Case manager Rachel remembers, “Evelyn and her family were so surprised when I called them to talk about our restorative process. No one from school or the police had followed up after the assault to ask if they wanted counseling or other support. That’s a pretty universal experience for victims – most of the system’s resources go towards punishing the responsible youth.” For several months, CCEJ staff and Healing Harms volunteers met with each family to talk about the assault’s impact on the girls, their families, and their school. CCEJ staff asked Olivia to reflect on her actions and take accountability, which she was able to do with the loving but firm support from her parents and brother. Staff also worked with Evelyn to determine what a just outcome to the case might be.
Evelyn didn’t want Olivia to go to jail. Instead, she wanted Olivia to understand the harm she had caused and pay for clothes which were damaged in the attack. During the final restorative circle dialogue, Rachel read a letter from Evelyn which expressed her feelings about the assault and her concern that Olivia’s friends would continue to target her. Olivia agreed to pay for the clothes and promised that the bullying would not continue.
Since 2013, CCEJ has diverted more than 325 young people from court, jail and probation. Our diversion program help young people take responsibility for their actions, and also helps victims heal. Evelyn shares that, “Working with CCEJ was a great experience – not once did you make me do something I wasn’t comfortable with. I feel like I got closure. I was able to know how the incident affected me as much as other people. I would recommend the restorative process to another person who has been a victim of a crime because although what we went through was hard, sometimes talking about it can help us to feel more at ease and move on.”

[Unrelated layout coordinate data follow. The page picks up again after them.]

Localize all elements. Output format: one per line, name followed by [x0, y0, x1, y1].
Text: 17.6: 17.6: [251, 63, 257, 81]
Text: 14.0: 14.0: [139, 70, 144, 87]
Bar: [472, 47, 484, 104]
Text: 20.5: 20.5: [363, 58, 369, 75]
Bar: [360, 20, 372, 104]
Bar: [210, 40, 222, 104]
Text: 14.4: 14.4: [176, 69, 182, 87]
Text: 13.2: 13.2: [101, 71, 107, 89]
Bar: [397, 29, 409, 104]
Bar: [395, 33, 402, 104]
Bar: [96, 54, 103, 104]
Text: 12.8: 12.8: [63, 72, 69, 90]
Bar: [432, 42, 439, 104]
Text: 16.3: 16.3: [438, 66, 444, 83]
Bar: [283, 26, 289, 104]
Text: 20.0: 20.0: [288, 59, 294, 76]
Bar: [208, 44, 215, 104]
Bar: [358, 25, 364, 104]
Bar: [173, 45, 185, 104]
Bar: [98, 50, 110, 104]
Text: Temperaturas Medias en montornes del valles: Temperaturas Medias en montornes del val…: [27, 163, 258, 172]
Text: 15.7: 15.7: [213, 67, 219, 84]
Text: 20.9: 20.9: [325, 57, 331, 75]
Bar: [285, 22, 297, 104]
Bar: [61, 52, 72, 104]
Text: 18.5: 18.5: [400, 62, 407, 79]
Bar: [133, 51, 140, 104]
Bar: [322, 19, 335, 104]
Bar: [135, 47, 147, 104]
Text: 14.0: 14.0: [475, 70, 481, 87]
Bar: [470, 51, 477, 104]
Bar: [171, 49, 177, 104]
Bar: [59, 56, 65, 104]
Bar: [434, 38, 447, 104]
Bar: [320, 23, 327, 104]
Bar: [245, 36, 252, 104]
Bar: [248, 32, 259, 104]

CCEJ’s Restorative Youth Diversion program causes a ripple effect of healing not only for the victim of crime and her family, but also for the person who did harm and their family. Olivia’s family committed to spending more time together so she would be more resilient against peer pressure in the future. Olivia’s parents shared that their son was also in a fight with a classmate, but he ended up with a probation sentence: “Probation was so intimidating and caused our family a lot of worry. But with CCEJ, we realized that we could express ourselves, laugh and cry with you, which made our experience feel more healing.”